As I understood this part
k = 0
for z in range(z_min, z_max):
l = 0
for x in range(x_min, x_max):
m = 0
for y in range(y_min, y_max):
if j == 0:
#input volume
try:
temp_volume[k][l][m] = input_matrix[z][x][y]
except:
pdb.set_trace()
else:
#ground truth volume
temp_volume[k][l][m] = label_matrix[z][x][y]
m = m + 1
l = l + 1
k = k + 1
You just want to do this
temp_input = input_matrix[z_min:z_max, x_min:x_max, y_min:y_max]
temp_label = label_matrix[z_min:z_max, x_min:x_max, y_min:y_max]
and then
temp_input = np.rot90(temp_input, random_rotation)
temp_label = np.rot90(temp_label, random_rotation)
input_augmented_matrix.append(temp_input)

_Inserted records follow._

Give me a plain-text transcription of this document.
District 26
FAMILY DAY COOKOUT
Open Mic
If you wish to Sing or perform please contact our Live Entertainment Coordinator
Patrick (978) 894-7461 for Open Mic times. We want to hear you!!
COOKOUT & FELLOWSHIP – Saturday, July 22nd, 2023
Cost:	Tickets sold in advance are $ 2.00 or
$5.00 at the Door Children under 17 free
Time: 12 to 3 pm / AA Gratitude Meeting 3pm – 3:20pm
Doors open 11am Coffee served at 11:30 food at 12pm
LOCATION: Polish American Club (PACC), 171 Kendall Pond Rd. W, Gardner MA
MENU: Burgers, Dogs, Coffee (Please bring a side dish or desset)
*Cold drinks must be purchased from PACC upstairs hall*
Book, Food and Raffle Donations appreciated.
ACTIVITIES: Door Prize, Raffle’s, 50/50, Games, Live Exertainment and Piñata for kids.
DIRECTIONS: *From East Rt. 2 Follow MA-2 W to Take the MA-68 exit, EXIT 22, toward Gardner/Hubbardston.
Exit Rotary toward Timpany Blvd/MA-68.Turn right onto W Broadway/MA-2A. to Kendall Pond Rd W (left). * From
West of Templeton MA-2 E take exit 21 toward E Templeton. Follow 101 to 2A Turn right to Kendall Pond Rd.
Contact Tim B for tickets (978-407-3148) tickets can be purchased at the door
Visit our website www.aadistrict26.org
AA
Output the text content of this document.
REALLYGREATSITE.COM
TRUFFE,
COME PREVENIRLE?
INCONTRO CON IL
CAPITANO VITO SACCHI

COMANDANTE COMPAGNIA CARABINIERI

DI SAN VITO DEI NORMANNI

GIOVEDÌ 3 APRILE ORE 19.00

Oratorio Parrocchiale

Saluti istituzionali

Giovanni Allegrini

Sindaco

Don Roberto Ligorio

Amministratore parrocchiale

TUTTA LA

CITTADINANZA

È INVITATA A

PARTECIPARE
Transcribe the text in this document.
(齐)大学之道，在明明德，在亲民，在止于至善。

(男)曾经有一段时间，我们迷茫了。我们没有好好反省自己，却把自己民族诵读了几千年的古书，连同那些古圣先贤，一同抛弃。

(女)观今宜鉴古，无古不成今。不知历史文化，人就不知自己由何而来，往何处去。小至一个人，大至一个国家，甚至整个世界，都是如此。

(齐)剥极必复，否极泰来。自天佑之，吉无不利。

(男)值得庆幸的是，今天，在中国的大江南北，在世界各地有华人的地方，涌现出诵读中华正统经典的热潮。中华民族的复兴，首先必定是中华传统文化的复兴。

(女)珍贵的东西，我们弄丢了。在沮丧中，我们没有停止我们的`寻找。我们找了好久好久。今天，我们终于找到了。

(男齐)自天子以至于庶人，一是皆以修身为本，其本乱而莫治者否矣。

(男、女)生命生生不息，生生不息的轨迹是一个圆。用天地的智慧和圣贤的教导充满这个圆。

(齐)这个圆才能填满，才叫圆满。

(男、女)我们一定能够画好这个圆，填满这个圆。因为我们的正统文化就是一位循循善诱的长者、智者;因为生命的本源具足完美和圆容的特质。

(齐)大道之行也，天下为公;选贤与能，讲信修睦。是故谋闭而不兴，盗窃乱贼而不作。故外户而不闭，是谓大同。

label_augmented_matrix.append(temp_label)
Here
input_augmented_matrix[i] = np.lib.pad(
input_augmented_matrix[i],
((0,n_input_z - int(input_augmented_matrix[i][:,0,0].shape[0])),
(0,n_input_x - int(input_augmented_matrix[i][0,:,0].shape[0])),
(0,n_input_y - int(input_augmented_matrix[i][0,0,:].shape[0]))),
'constant', constant_values=0)
Better to do this, because shape property gives you size of array by all dimensions
ia_shape = input_augmented_matrix[i].shape
input_augmented_matrix[i] = np.lib.pad(
input_augmented_matrix[i],
((0, n_input_z - ia_shape[0]),
(0, n_input_x - ia_shape[1])),
(0, n_input_y - ia_shape[2]))),
'constant',
constant_values=0)
I guess now you're ready to refactor the last part of your code with magic indexing of NumPy.
My common suggestions:
use functions for repeated parts of code to avoid such indents like in your cascade of loops;
if you need so lot of nested loops, think about recursion, if you can't deal without them;
explore abilities of NumPy in official documentation: they're really exciting ;) For example, indexing is helpful for this task;
use PyLint and Flake8 packages to inspect quality of your code.
Do you want to write neural network by yourself, or you just want to solve some patterns recognition task? SciPy library may contain what you need and it's based on NumPy.